Di tengah keterbatasan dan tanggung jawab yang besar, Agung terus berupaya meningkatkan kesejahteraannya. Selain mengajar, ia membuka usaha jual beli dan perbaikan laptop di rumahnya.
Sebagai kepala keluarga, ia menjadi tumpuan bagi istri dan dua anak. Anak bungsunya masih balita, sementara anak sulungnya sedang menempuh pendidikan di pondok pesantren.
"Awalnya waktu saya menjadi mahasiswa pada tahun 2002 di UNJ, temen punya rentalan komputer di sekitar kampus. Setiap ada kerusakan saya yang bawa ke Mangga Dua, sembari latihan perbaiki laptop, dari situ saya belajar sampai saya bisa," kata Agung.

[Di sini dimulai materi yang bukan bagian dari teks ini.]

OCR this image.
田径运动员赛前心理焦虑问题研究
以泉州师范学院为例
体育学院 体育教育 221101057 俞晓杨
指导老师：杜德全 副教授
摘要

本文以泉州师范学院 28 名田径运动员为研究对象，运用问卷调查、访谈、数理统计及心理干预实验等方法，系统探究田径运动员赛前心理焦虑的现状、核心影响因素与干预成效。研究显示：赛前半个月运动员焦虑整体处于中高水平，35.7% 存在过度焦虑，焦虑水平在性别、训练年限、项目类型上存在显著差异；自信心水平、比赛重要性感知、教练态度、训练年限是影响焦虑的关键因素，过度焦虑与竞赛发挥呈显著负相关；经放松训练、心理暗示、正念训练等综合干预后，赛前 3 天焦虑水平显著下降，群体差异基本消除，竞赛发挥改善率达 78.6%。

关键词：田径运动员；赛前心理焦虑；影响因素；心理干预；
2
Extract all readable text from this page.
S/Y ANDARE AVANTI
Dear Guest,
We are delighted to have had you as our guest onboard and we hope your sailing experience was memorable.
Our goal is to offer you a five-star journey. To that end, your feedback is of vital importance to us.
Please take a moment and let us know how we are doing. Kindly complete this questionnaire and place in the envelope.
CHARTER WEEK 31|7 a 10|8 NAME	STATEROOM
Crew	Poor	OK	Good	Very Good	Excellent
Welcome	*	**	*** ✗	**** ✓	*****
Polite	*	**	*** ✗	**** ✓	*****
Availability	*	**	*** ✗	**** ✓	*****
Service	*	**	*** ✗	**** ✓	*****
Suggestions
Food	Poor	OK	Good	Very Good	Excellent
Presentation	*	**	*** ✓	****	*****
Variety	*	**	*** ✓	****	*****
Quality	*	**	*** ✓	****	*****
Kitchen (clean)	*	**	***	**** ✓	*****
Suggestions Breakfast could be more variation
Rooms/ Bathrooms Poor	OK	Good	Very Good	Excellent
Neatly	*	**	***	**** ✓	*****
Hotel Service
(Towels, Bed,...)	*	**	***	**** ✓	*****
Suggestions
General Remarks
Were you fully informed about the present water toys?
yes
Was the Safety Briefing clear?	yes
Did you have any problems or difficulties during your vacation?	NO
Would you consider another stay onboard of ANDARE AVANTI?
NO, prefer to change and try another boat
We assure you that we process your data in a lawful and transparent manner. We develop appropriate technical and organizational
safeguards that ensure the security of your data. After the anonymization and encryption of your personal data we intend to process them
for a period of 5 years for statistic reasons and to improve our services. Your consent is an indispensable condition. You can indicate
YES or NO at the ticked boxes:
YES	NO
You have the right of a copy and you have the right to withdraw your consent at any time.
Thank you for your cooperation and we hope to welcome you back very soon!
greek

Agung berharap pemerintah dapat meningkatkan kesejahteraan para guru, baik di kota maupun daerah terpencil.
"Harapan saya semua guru mendapatkan kesejahteraan baik yang ada di kota maupun di pelosok yang sangat terpencil. Mereka berhak mendapatkan kesejahteraan dan kelayakan untuk hidup karena mereka termasuk orang yang berperan penting dalam membimbing masa depan," harapnya.
Salah satu wali murid, Patmadiwirya (82), menyampaikan kekagumannya atas dedikasi yang diberikan Agung.
"Pak Agung sabar, perhatian banget. Ya semua guru di sini juga baik kalau menghadapi anak-anak, kan anak spesial," katanya.
Berdasarkan data Kemenko PMK pada 2023, jumlah penyandang disabilitas di Indonesia mencapai 22,97 juta jiwa atau sekitar 8,5 persen dari populasi. Sementara Badan Pusat Statistik (BPS) pada 2022 mencatat, ada 17 juta penyandang disabilitas usia produktif, tetapi hanya 7,6 juta yang terserap dunia kerja.